Big Data Management Security Guide > Introduction to Big Data Management Security > Authorization

Authorization

Authorization controls what a user can do on a Hadoop cluster. For example, a user must be authorized to submit jobs to the Hadoop cluster.

You can use the following systems to manage authorization for Big Data Management:

HDFS permissions: By default, Hadoop uses HDFS permissions to determine what a user can do to a file or directory on HDFS.
User impersonation: User impersonation allows different users to run mappings on a Hadoop cluster that uses Kerberos authentication or connect to big data sources and targets that use Kerberos authentication.
Apache Ranger: Ranger is a security plug-in that is used to authenticate users of a Hadoop cluster. Ranger manages access to files, folders, databases, tables, and columns. When a user performs an action, Ranger verifies that the user meets the policy requirements and has the correct permissions on HDFS.
Apache Sentry: Sentry is a security plug-in that is used to enforce role-based authorization for data and metadata on a Hadoop cluster. Sentry can secure data and metadata at the table and column level. For example, Sentry can restrict access to columns that contain sensitive data and prevent unauthorized users from accessing the data.
HDFS Transparent Encryption: Hadoop implements transparent data encryption in HDFS directories.
Fine-Grained SQL Authorization: SQL standards-based authorization enables database administrators to impose row-level authorization on Hive tables and views. A more fine-grained level of SQL standards-based authorization enables administrators to impose row and column level authorization. You can configure a Hive connection to observe row and column level SQL standards-based authorization.

HDFS Permissions

HDFS permissions determine what a user can do to files and directories stored in HDFS. To access a file or directory, a user must have permission or belong to a group that has permission.

HDFS permissions are similar to permissions for UNIX or Linux systems. For example, a user requires the r permission to read a file and the w permission to write a file.

When a user or application attempts to perform an action, HDFS checks if the user has permission or belongs to a group with permission to perform that action on a specific file or directory.

For more information about HDFS permissions, see the Apache Hadoop documentation or the documentation for your Hadoop distribution.

Big Data Management supports HDFS permissions without additional configuration.

User Impersonation

User impersonation allows different users to run mappings in a Hadoop cluster that uses Kerberos authentication or connect to big data sources and targets that use Kerberos authentication.

The Data Integration Service uses its credentials to impersonate the user accounts designated in the Hadoop connection to connect to the Hadoop cluster or to start the Blaze engine.

When the Data Integration Service impersonates a user account to submit a mapping, the mapping can only access Hadoop resources that the impersonated user has permissions on.
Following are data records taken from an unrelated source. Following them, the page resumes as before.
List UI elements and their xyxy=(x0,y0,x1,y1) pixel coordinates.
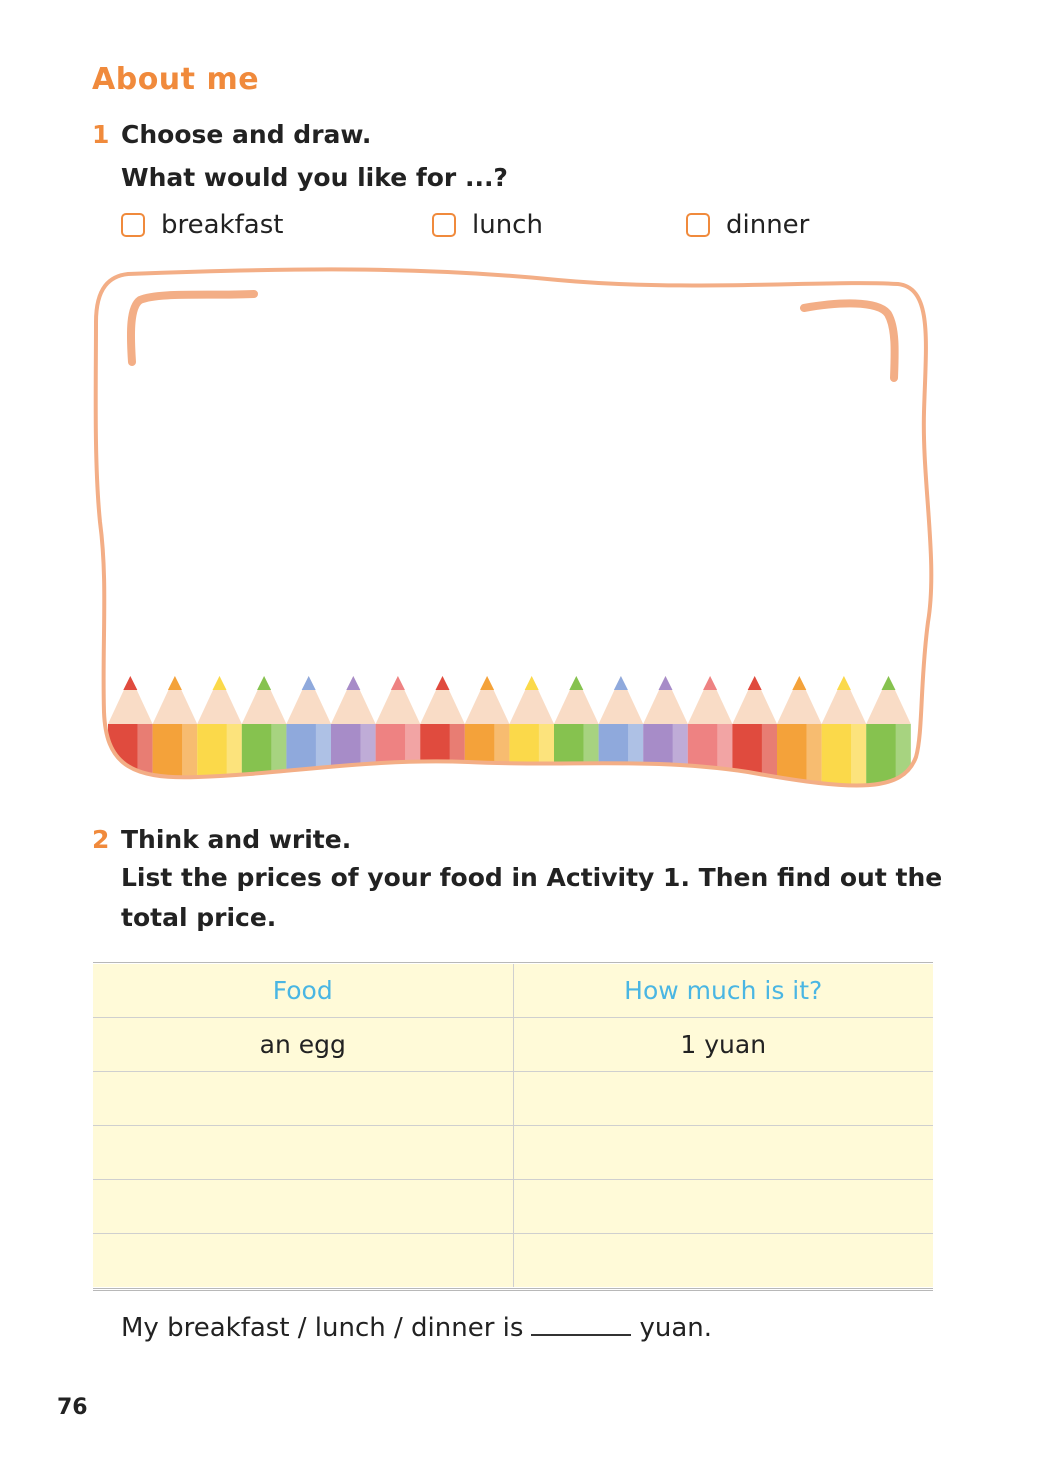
activity-1-question: What would you like for ...? xyxy=(121,163,508,192)
total-sentence xyxy=(121,1312,712,1343)
frame-swash-right xyxy=(804,303,895,378)
price-cell[interactable] xyxy=(513,1126,933,1180)
activity-2-heading: Think and write. xyxy=(121,825,352,854)
pencil xyxy=(420,676,465,802)
food-cell[interactable] xyxy=(93,1234,513,1288)
food-cell: an egg xyxy=(93,1018,513,1072)
price-cell[interactable] xyxy=(513,1180,933,1234)
page-number: 76 xyxy=(57,1395,88,1420)
pencil xyxy=(643,676,688,802)
option-label-breakfast: breakfast xyxy=(161,210,284,240)
price-cell[interactable] xyxy=(513,1072,933,1126)
pencil xyxy=(153,676,198,802)
food-cell[interactable] xyxy=(93,1180,513,1234)
sentence-before: My breakfast / lunch / dinner is xyxy=(121,1313,524,1343)
option-breakfast[interactable] xyxy=(121,210,283,240)
checkbox-breakfast[interactable] xyxy=(121,213,145,237)
pencil xyxy=(242,676,287,802)
frame-swash-left xyxy=(131,294,254,362)
total-blank[interactable] xyxy=(531,1312,631,1336)
table-row xyxy=(93,1018,933,1072)
table-row xyxy=(93,1072,933,1126)
table-row xyxy=(93,1126,933,1180)
pencil xyxy=(599,676,644,802)
pencil xyxy=(108,676,153,802)
food-cell[interactable] xyxy=(93,1072,513,1126)
activity-2-number: 2 xyxy=(92,825,110,854)
pencil xyxy=(465,676,510,802)
drawing-frame xyxy=(88,262,938,802)
activity-2-instruction: List the prices of your food in Activity 1. Then find out the total price. xyxy=(121,863,943,932)
pencil xyxy=(376,676,421,802)
price-table xyxy=(93,964,933,1287)
food-cell[interactable] xyxy=(93,1126,513,1180)
header-price: How much is it? xyxy=(513,964,933,1018)
table-row xyxy=(93,1234,933,1288)
pencil xyxy=(197,676,242,802)
option-label-lunch: lunch xyxy=(472,210,543,240)
pencil xyxy=(509,676,554,802)
activity-1-number: 1 xyxy=(92,120,110,149)
table-row xyxy=(93,1180,933,1234)
pencil xyxy=(732,676,777,802)
option-label-dinner: dinner xyxy=(726,210,810,240)
option-lunch[interactable] xyxy=(432,210,543,240)
pencil xyxy=(286,676,331,802)
option-dinner[interactable] xyxy=(686,210,809,240)
checkbox-lunch[interactable] xyxy=(432,213,456,237)
header-food: Food xyxy=(93,964,513,1018)
table-header-row xyxy=(93,964,933,1018)
pencil xyxy=(554,676,599,802)
price-cell: 1 yuan xyxy=(513,1018,933,1072)
pencil-border xyxy=(108,676,911,802)
table-bottom-rule xyxy=(93,1288,933,1291)
price-cell[interactable] xyxy=(513,1234,933,1288)
pencil xyxy=(331,676,376,802)
sentence-after: yuan. xyxy=(639,1313,713,1343)
pencil xyxy=(688,676,733,802)
activity-1-heading: Choose and draw. xyxy=(121,120,372,149)
section-title: About me xyxy=(92,62,260,97)
drawing-area[interactable] xyxy=(88,262,938,802)
checkbox-dinner[interactable] xyxy=(686,213,710,237)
Without user impersonation, the Data Integration Service uses its credentials to submit a mapping to the Hadoop cluster. Restricted Hadoop resources might be accessible.

When the Data Integration service impersonates a user account to start the Blaze engine, the Blaze engine has the privileges and permissions of the user account used to start it.

Blaze Engine Security

Secure the Blaze engine with a designated user account for the Blaze engine.
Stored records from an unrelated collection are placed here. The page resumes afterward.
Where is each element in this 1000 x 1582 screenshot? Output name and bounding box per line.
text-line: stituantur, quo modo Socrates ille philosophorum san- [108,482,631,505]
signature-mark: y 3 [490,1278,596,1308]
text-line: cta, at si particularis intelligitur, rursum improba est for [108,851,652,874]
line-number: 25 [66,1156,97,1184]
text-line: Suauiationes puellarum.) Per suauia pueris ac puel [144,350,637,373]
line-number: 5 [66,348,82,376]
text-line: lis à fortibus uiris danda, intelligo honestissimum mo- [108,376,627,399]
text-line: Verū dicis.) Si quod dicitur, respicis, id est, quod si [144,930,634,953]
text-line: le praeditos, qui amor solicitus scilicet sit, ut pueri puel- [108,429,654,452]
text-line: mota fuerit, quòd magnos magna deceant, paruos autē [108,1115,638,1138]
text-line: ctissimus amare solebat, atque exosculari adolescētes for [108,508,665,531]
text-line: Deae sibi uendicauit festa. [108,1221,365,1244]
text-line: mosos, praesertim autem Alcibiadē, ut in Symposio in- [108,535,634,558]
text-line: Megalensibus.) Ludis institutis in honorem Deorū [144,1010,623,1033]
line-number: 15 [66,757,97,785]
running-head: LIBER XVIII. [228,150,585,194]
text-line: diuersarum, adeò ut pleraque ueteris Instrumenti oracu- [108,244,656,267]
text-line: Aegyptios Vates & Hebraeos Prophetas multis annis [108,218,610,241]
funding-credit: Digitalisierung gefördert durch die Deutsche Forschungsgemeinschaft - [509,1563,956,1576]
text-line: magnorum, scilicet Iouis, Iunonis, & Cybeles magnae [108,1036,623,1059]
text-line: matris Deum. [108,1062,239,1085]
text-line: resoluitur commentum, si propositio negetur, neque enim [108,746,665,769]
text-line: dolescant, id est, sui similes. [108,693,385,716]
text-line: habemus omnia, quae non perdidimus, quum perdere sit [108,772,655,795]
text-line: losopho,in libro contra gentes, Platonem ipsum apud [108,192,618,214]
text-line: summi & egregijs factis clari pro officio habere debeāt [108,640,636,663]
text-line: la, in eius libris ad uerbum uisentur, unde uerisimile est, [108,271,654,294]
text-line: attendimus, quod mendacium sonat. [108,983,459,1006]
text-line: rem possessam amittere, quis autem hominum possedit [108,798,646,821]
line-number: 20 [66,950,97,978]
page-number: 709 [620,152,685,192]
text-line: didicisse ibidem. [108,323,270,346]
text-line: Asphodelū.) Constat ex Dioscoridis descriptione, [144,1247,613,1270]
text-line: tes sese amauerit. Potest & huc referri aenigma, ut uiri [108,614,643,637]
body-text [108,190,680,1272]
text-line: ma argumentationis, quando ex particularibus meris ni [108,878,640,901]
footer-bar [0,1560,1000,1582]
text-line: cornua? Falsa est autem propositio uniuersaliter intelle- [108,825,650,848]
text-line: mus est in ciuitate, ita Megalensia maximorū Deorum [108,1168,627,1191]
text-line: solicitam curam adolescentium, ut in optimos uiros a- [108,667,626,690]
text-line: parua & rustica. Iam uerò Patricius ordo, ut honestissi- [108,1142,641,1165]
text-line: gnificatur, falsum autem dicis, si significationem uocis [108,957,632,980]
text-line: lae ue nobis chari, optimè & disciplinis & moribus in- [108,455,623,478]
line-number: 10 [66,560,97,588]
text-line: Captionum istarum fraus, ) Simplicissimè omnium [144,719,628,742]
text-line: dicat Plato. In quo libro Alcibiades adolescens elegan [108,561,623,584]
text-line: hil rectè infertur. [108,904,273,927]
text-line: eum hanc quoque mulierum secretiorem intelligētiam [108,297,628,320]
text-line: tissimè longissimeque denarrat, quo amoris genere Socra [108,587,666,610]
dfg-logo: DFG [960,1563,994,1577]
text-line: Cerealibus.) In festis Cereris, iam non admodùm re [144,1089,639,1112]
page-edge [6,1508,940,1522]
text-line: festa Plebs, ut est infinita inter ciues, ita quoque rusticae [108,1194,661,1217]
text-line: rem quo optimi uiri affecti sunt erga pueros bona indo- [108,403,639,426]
The Blaze engine runs on the Hadoop cluster as a service. Informatica recommends that you create a user account on the cluster for the Blaze engine. A designated user account isolates the Blaze engine from other services on the cluster. You can grant the Blaze user the minimum required privileges and permissions that Blaze requires to run. If you do not use a designated user for Blaze, the Data Integration Service user starts the Blaze engine on the Hadoop cluster.
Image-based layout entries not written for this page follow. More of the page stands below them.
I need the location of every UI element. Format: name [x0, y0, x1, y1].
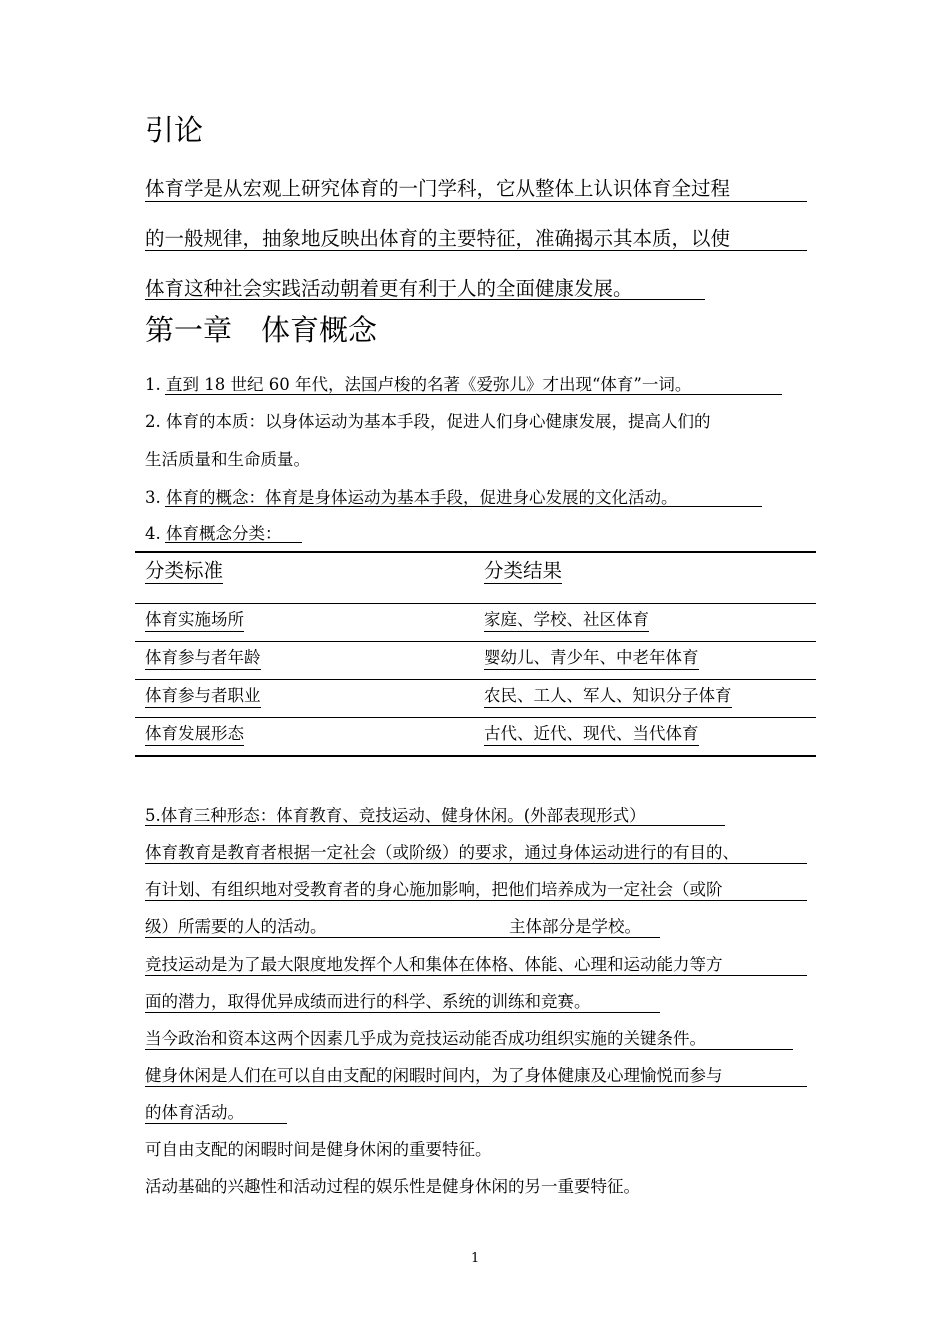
intro-underline-3 [145, 299, 705, 300]
item-4: 4. 体育概念分类： [145, 524, 282, 543]
table-header-result: 分类结果 [484, 559, 562, 584]
pe-education-underline-2 [145, 900, 807, 901]
table-row-rule [135, 717, 816, 718]
fitness-leisure-underline-2 [145, 1123, 287, 1124]
table-cell-r4-c1: 体育发展形态 [145, 724, 244, 746]
table-cell-r2-c2: 婴幼儿、青少年、中老年体育 [484, 648, 699, 670]
pe-education-school-note: 主体部分是学校。 [509, 917, 641, 936]
table-top-rule [135, 551, 816, 553]
table-cell-r4-c2: 古代、近代、现代、当代体育 [484, 724, 699, 746]
section5-title: 5.体育三种形态：体育教育、竞技运动、健身休闲。(外部表现形式） [145, 806, 646, 825]
table-row-rule [135, 641, 816, 642]
fitness-leisure-line-2: 的体育活动。 [145, 1103, 244, 1122]
item-3: 3. 体育的概念：体育是身体运动为基本手段，促进身心发展的文化活动。 [145, 488, 678, 507]
item-1: 1. 直到 18 世纪 60 年代，法国卢梭的名著《爱弥儿》才出现“体育”一词。 [145, 375, 692, 394]
table-cell-r1-c1: 体育实施场所 [145, 610, 244, 632]
page-number: 1 [471, 1251, 480, 1266]
competitive-sport-line-2: 面的潜力，取得优异成绩而进行的科学、系统的训练和竞赛。 [145, 992, 591, 1011]
politics-capital-line: 当今政治和资本这两个因素几乎成为竞技运动能否成功组织实施的关键条件。 [145, 1029, 706, 1048]
competitive-sport-line-1: 竞技运动是为了最大限度地发挥个人和集体在体格、体能、心理和运动能力等方 [145, 955, 723, 974]
competitive-sport-underline-1 [145, 975, 807, 976]
table-header-rule [135, 603, 816, 604]
fitness-leisure-line-1: 健身休闲是人们在可以自由支配的闲暇时间内，为了身体健康及心理愉悦而参与 [145, 1066, 723, 1085]
intro-line-1: 体育学是从宏观上研究体育的一门学科，它从整体上认识体育全过程 [145, 177, 731, 200]
table-bottom-rule [135, 755, 816, 757]
intro-underline-2 [145, 250, 807, 251]
leisure-feature-1: 可自由支配的闲暇时间是健身休闲的重要特征。 [145, 1140, 492, 1159]
table-cell-r3-c1: 体育参与者职业 [145, 686, 261, 708]
leisure-feature-2: 活动基础的兴趣性和活动过程的娱乐性是健身休闲的另一重要特征。 [145, 1177, 640, 1196]
pe-education-line-2: 有计划、有组织地对受教育者的身心施加影响，把他们培养成为一定社会（或阶 [145, 880, 723, 899]
intro-underline-1 [145, 201, 807, 202]
competitive-sport-underline-2 [145, 1012, 660, 1013]
fitness-leisure-underline-1 [145, 1086, 807, 1087]
table-cell-r3-c2: 农民、工人、军人、知识分子体育 [484, 686, 732, 708]
table-row-rule [135, 679, 816, 680]
intro-line-2: 的一般规律，抽象地反映出体育的主要特征，准确揭示其本质，以使 [145, 227, 731, 250]
table-cell-r1-c2: 家庭、学校、社区体育 [484, 610, 649, 632]
item-3-underline [165, 506, 762, 507]
pe-education-line-3: 级）所需要的人的活动。 [145, 917, 327, 936]
chapter-heading: 第一章 体育概念 [145, 313, 378, 347]
intro-heading: 引论 [145, 113, 204, 147]
item-2-cont: 生活质量和生命质量。 [145, 450, 310, 469]
item-2: 2. 体育的本质：以身体运动为基本手段，促进人们身心健康发展，提高人们的 [145, 412, 711, 431]
pe-education-underline-3 [145, 937, 660, 938]
table-header-criteria: 分类标准 [145, 559, 223, 584]
pe-education-line-1: 体育教育是教育者根据一定社会（或阶级）的要求，通过身体运动进行的有目的、 [145, 843, 739, 862]
politics-capital-underline [145, 1049, 793, 1050]
item-1-underline [165, 394, 782, 395]
pe-education-underline-1 [145, 863, 807, 864]
table-cell-r2-c1: 体育参与者年龄 [145, 648, 261, 670]
intro-line-3: 体育这种社会实践活动朝着更有利于人的全面健康发展。 [145, 277, 633, 300]
section5-title-underline [145, 825, 725, 826]
item-4-underline [165, 542, 302, 543]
For more information about configuring properties to run mappings with the Blaze engine on a Kerberos-enabled cluster, see the Informatica 10.1.1 Update 2 Security Guide.

SQL Standards-Based Authorization on Hive Source Rows and Columns

SQL standards-based authorization enables database administrators to impose row-level authorization on Hive tables and views. A more fine-grained level of SQL standards-based authorization enables administrators to impose row and column level authorization when you read data from a Hive source. You can configure a Hive connection to observe row and column level SQL standards-based authorization.

When you select the option to observe fine-grained SQL authentication in a Hive source, the mapping observes row and column-level restrictions on data access in the source. If you do not select the option, the Blaze run-time engine ignores the restrictions, and results include restricted data.

Configuring Hive Connection for Sources that Use Fine-Grained SQL Authorization

You can configure a Hive database connection to observe fine-grained SQL authorization on source tables.

1. Create a Hive connection, or edit an existing Hive connection.

2. Select the Observe Fine Grained SQL Authorization option.

The following image shows the Connection Details configuration dialog box in the Developer tool:

Note: You can also configure the Observe Fine Grained SQL Authorization option for a Hive connection in the Administrator tool. See the Informatica 10.1.1 Administration Guide.

3. Click Next, and then OK.

With the Observe Fine Grained SQL Authorization option, the mapping observes row and column-level restrictions on data access in the source.